Research Project: Using Genetics to Improve the Breeding and Health of Honey Bees

Location: Honey Bee Breeding, Genetics, and Physiology Research

Title: Russian honey bee genotype identification through enhanced marker panel set

Author
item Avalos, Arian
item Bilodeau, Lanie

Submitted to: Frontiers in Insect Science
Publication Type: Peer Reviewed Journal
Publication Acceptance Date: 10/14/2022
Publication Date: 11/21/2022
Citation: Avalos, A., Bilodeau, A.L. 2022. Russian honey bee genotype identification through enhanced marker panel set. Frontiers in Insect Science. 2:998310. https://doi.org/10.3389/finsc.2022.998310.
DOI: https://doi.org/10.3389/finsc.2022.998310

Interpretive Summary: Breeding programs such as the one developed for Russian Honey Bee (RHB), a Varroa-resistant breeding population, are improved by the use of accurate genotype identification tools. In this study we provide an update and expansion to the current genetic stock identification (GSI) panel used to discriminate individuals in the RHB breeding program. Our tool capitalizes on novel chemistry and analysis tools to provide a new panel set with higher-resolution and predictive accuracy. We expect this tool to be imminently useful to RHB breeders and look forward to its potential application in other genetically distinct stocks being developed for commercial production.

Technical Abstract: Russian honey bees (RHB) are a breeding population developed by USDA-ARS as an effort to provide Varroa-resistant honey bees to beekeepers.
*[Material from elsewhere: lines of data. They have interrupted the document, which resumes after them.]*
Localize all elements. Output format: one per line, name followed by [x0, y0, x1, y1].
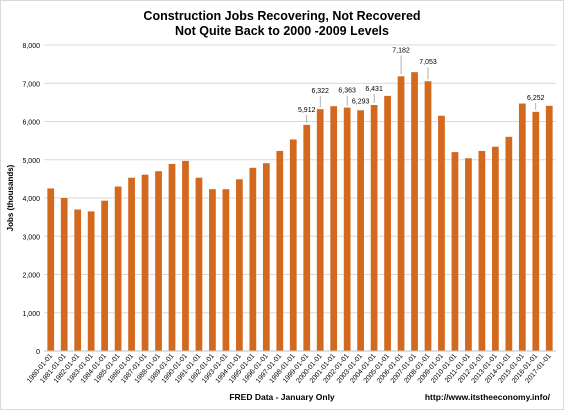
bar: [303, 124, 311, 351]
data-label: 6,293: [352, 98, 370, 105]
bar: [289, 139, 297, 351]
bar: [316, 109, 324, 351]
bar: [370, 105, 378, 351]
chart-title-line1: Construction Jobs Recovering, Not Recove…: [143, 9, 421, 23]
x-axis-ticks: 1980-01-011981-01-011982-01-011983-01-01…: [26, 353, 553, 385]
bar: [168, 163, 176, 351]
y-tick-label: 5,000: [22, 158, 40, 165]
bar: [74, 209, 82, 351]
bar: [249, 167, 257, 351]
bar: [438, 115, 445, 351]
y-tick-label: 2,000: [22, 273, 40, 280]
bar: [424, 81, 432, 351]
bar: [128, 177, 135, 351]
data-label: 6,322: [311, 88, 329, 95]
bar: [182, 160, 189, 351]
data-label: 6,252: [527, 95, 545, 102]
bar: [411, 72, 418, 351]
bar: [222, 189, 230, 351]
data-label: 6,431: [365, 86, 383, 93]
data-labels: 5,912 6,322 6,363 6,293 6,431 7,182 7,053 6,252: [298, 47, 545, 123]
data-label: 7,182: [392, 47, 410, 54]
bar: [209, 189, 216, 351]
chart-title-line2: Not Quite Back to 2000 -2009 Levels: [175, 24, 389, 38]
bar: [60, 198, 68, 351]
bar: [141, 174, 149, 351]
bar: [518, 103, 526, 352]
y-tick-label: 0: [36, 349, 40, 356]
bar: [397, 76, 405, 351]
bar: [451, 152, 459, 351]
bar: [114, 186, 122, 351]
data-label: 5,912: [298, 107, 316, 114]
bar: [155, 171, 162, 351]
bar: [101, 200, 108, 351]
data-label: 7,053: [419, 59, 437, 66]
bar: [478, 150, 486, 351]
y-tick-label: 3,000: [22, 234, 40, 241]
y-axis-ticks: 0 1,000 2,000 3,000 4,000 5,000 6,000 7,000 8,00…: [22, 43, 40, 356]
bar: [343, 107, 351, 351]
bar: [276, 150, 284, 351]
bar: [532, 111, 540, 352]
bar: [465, 158, 472, 351]
y-tick-label: 8,000: [22, 43, 40, 50]
bar: [236, 179, 243, 351]
bar: [330, 106, 338, 351]
bar: [195, 177, 203, 351]
y-tick-label: 7,000: [22, 81, 40, 88]
bar: [545, 105, 553, 351]
bar: [47, 188, 55, 351]
bar: [492, 146, 499, 351]
y-tick-label: 1,000: [22, 311, 40, 318]
bar-series: [47, 72, 553, 352]
bar: [384, 95, 391, 351]
y-axis-label: Jobs (thousands): [6, 164, 15, 231]
bar: [87, 211, 95, 351]
data-label: 6,363: [338, 88, 356, 95]
source-note: FRED Data - January Only: [229, 392, 335, 402]
y-tick-label: 4,000: [22, 196, 40, 203]
y-tick-label: 6,000: [22, 120, 40, 127]
website-url[interactable]: http://www.itstheeconomy.info/: [424, 392, 550, 402]
bar: [262, 163, 270, 351]
bar: [357, 110, 364, 351]
bar: [505, 136, 513, 351]
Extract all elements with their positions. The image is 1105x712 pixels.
The selection strategy for this breeding population was the first in honey bees to incorporate genetic stock identification (GSI). The original GSI approach has been in use for over a decade, and though effective, novel technologies and analytical approaches recently developed provide an opportunity for improvement. Here we outline a novel genotyping assay that capitalizes on the original markers used in the GSI as well as novel loci recently identified in a whole genome pooled study of commercial honey bee stocks. Our approach utilizes a microfluidic platform and machine learning analyses to arrive at a highly accurate, cost effective, and high throughput assay. This novel approach provides an improved tool that can be readily incorporated into breeding decisions towards healthier more productive bees.